Two axes in our collection not pictured are made of gneiss, which is very unusual for Oklahoma. They are full grooved, almost identically made, and are from the same site in Adair County. They are 4 1/2 inches long and 3 inches wide. They are the typical full-grooved axe so often found here.
The purpose of each individual variety or form of grooved axe is open to speculation. Certain types seem to be more prevalent in some areas than in others, and some seem to overlap into nearby areas. Some axes are so different in appearance that they would seem to have been made on a whim of the maker.
Materials from which these axes were made vary so greatly that it would seem that the material could have been transported great distances. However, the most common material is the hard sandstone and granite.
Numerous varieties have received special attention and been given definite names in other states, such as the Trophy axe, Wisconsin Fluted, Noded, Michigan Barbed, Notched, Pocket, Double-bitted and the Vertical-Longitudinal grooved axe. None of these are reported for Oklahoma, although they may turn up in the future. In Eastern Oklahoma, the small full-grooved axe predominates.
REFERENCES
Hummell, Glenn R.
The Keokuk Axe, Central States Archaeological Journal, Vol. 24, #1, October, pages 180-181.
McPherson, Harry R.
1971 An Axe of a Very Distinctive Type, Central States Archaeological Journal, Jan.

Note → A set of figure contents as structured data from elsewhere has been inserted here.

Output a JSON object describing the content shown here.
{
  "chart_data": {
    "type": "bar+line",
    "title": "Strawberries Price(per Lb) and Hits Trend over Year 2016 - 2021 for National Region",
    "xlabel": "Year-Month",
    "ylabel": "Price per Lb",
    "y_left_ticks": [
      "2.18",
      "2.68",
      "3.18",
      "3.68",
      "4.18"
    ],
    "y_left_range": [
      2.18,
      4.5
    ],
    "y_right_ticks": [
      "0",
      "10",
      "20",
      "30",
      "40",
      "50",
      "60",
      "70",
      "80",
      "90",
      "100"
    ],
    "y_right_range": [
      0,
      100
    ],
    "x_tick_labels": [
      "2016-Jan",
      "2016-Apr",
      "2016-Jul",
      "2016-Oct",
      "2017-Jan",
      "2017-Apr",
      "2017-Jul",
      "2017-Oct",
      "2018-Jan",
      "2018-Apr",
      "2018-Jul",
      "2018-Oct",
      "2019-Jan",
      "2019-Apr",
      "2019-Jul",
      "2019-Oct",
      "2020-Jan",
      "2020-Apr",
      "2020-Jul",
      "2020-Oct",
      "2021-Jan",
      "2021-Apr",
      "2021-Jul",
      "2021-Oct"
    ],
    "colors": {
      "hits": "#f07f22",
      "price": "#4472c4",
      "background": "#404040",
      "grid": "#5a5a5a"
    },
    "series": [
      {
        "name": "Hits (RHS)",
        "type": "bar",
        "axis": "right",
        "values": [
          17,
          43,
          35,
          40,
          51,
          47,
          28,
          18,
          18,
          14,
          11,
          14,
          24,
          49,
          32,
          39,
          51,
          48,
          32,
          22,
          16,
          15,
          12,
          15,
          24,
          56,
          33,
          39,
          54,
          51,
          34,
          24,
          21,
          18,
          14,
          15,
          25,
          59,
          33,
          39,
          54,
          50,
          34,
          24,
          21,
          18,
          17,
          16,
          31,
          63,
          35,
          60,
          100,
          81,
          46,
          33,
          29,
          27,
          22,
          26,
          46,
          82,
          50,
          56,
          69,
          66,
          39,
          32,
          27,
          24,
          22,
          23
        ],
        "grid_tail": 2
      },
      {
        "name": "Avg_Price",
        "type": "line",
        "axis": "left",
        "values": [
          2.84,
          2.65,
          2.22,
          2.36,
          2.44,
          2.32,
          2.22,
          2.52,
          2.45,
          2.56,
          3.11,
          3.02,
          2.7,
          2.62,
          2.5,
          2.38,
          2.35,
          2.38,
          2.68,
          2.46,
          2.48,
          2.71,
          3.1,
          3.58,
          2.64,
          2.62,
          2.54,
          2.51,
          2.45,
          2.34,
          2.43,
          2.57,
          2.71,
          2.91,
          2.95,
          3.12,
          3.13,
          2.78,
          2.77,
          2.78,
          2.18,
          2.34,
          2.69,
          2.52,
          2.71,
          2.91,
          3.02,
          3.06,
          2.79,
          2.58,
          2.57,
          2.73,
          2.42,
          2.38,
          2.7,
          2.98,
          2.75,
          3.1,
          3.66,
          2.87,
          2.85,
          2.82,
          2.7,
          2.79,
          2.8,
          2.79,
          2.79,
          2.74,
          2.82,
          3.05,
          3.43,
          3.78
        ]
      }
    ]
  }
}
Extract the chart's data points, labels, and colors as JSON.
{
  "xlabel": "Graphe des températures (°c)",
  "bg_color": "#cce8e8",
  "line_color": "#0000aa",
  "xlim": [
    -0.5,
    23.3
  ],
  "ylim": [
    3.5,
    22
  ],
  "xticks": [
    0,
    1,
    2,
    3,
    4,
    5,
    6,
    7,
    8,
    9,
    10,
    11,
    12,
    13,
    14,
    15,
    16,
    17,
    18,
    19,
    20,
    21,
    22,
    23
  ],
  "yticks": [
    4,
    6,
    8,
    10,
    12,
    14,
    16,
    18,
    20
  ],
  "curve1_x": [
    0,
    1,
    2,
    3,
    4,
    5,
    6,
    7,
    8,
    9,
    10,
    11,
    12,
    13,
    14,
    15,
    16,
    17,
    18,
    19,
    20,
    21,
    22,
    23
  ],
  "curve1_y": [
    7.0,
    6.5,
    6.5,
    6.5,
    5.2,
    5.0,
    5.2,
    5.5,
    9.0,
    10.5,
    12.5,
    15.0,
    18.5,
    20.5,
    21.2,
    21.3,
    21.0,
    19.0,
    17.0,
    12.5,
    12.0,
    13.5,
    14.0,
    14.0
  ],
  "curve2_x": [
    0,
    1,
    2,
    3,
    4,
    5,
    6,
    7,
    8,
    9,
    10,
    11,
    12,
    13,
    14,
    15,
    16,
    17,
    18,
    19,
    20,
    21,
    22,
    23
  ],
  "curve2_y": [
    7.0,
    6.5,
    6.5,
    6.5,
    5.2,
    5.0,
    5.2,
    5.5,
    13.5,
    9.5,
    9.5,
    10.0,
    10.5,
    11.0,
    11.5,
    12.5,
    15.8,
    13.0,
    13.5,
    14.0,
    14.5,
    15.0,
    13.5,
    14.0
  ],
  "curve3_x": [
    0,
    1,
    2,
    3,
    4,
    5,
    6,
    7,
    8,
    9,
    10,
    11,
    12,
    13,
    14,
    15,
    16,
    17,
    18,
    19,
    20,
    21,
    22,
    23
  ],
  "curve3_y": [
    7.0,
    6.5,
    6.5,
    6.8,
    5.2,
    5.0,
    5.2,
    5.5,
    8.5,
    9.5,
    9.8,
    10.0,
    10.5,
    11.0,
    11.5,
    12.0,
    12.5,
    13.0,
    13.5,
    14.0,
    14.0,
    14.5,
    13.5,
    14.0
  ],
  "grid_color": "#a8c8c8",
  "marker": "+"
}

Vol. 18, #1, pages 85-89.
Moorehead, Warren K.
1900 Prehistoric Implements, American Indian Books, Union City, GA, page 132.
Perino, Gregory
1964 The Caddo Axes of Arkansas, Central States Archaeological Journal, Jan., Vol. 14, #1, pages 78-81.
Hummell, Glenn R.
1971 Grooved Axe Typology, Wisconsin Archaeologist, Mar.-Vol. 52, #1, (N.S.), pages 20-41.
Stephens, Roy
1969 Half-grooved Axes, Central States Archaeological Journal, Vol. 16, #3, July, pages 112-116.